I have noticed that most people cannot tell the difference between jealousy and envy. Come to think of it, they're pretty much similar with each other. Both are driven by wanting and possessing. However, jealousy can be a good thing whereas envy can never be.
According to the dictionary:
Envy - a feeling of discontent or covetousness with regard to another's advantages, success, possessions, etc.
Jealousy - feeling resentment against someone because of that person's rivalry, success, or advantages
Not much difference, don't you think? Of course, I don't claim to be the authority on this but this is how I see them and how I tell them apart.
Let's start with ENVY. The dictionary's definition of envy is spot on. I completely agree with it.
The problem with telling these two apart is that most people think both are the same thing. Envy deals with coveting. Coveting, no matter where or how you look at it is simply just wrong.
According to the dictionary, to covet means to desire wrongfully, inordinately, or without due regard for the rights of others.
There you go.
Now, let's talk about jealousy. The more I think about these two, the more I am liking jealousy. Calm down, now. Please put the freak back inside the box, slowly. Let's not go to the extremes but take this rationally. I promise, I can be rational.
No need to repeat what the dictionary already said earlier about jealousy. I do, however, have some points to uhm, well...point out.
Jealousy is not just about desiring or wanting to posses but it also is correlated to (this is what most people fail to notice) ownership. Not just wanting to own but rather, having already owned. OWNED.
When a colleague is given the position you have been dying to have, what do you say? "I'm so jealous of her/him!" -=WRONG=- You are not jealous, you never had that position to begin with. You are envious. You want to have what she/he just got. Dig?

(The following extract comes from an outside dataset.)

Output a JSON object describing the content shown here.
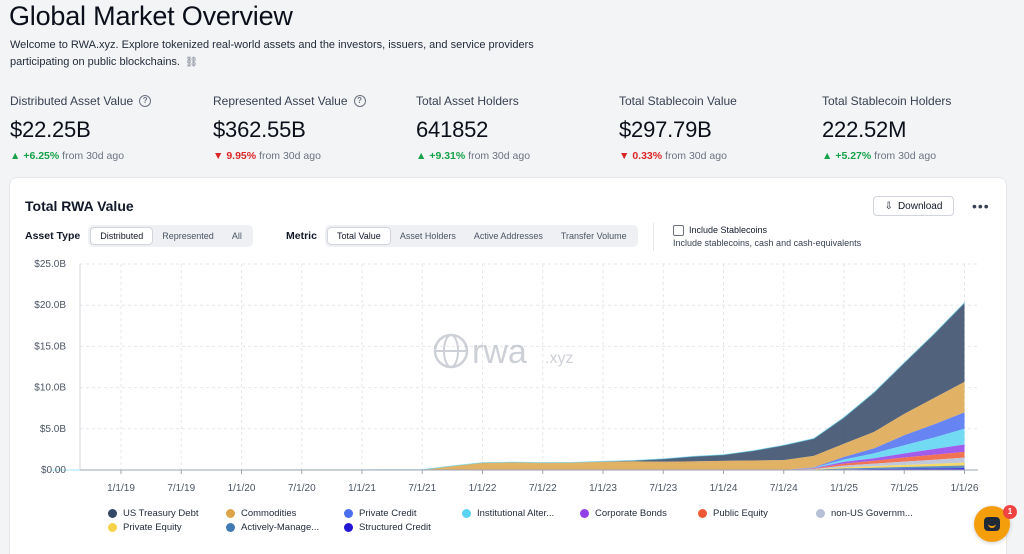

When your partner starts spending more time with another woman/man than with you, how do you feel? Do you feel envious? Of course not! Why should you be? You don't need to covet YOUR partner. See how the word your is emphasized?
I'm not saying you OWN your partner as you do with material things. That's another subject for another entry in itself.
When ownership has been claimed and it seemed that due credit or devotion had not been given to you, that's when you feel jealous. When you look at it in that light, jealousy is nothing but a rightful claim. Totally valid.
I know I said that jealousy can be good but only if not taken into extreme measures. C'mon...too much of even the good stuff can still be bad, right? But jealousy in itself is rather good (I'm forever the hopeless romantic). It means you belong to and with someone. You are wanted. Isn't that what the gist of most people's angst, both young ones and the once young?
"For thou shalt worship no other god:
for the LORD, whose name is Jealous, is a jealous God:"
Exodus 34:14, KJV
GOD is absolute and everything good, just, holy, love, kind, merciful and overflowing with grace undeserved. If HE is a jealous GOD, surely jealousy can't be a bad thing now, can it?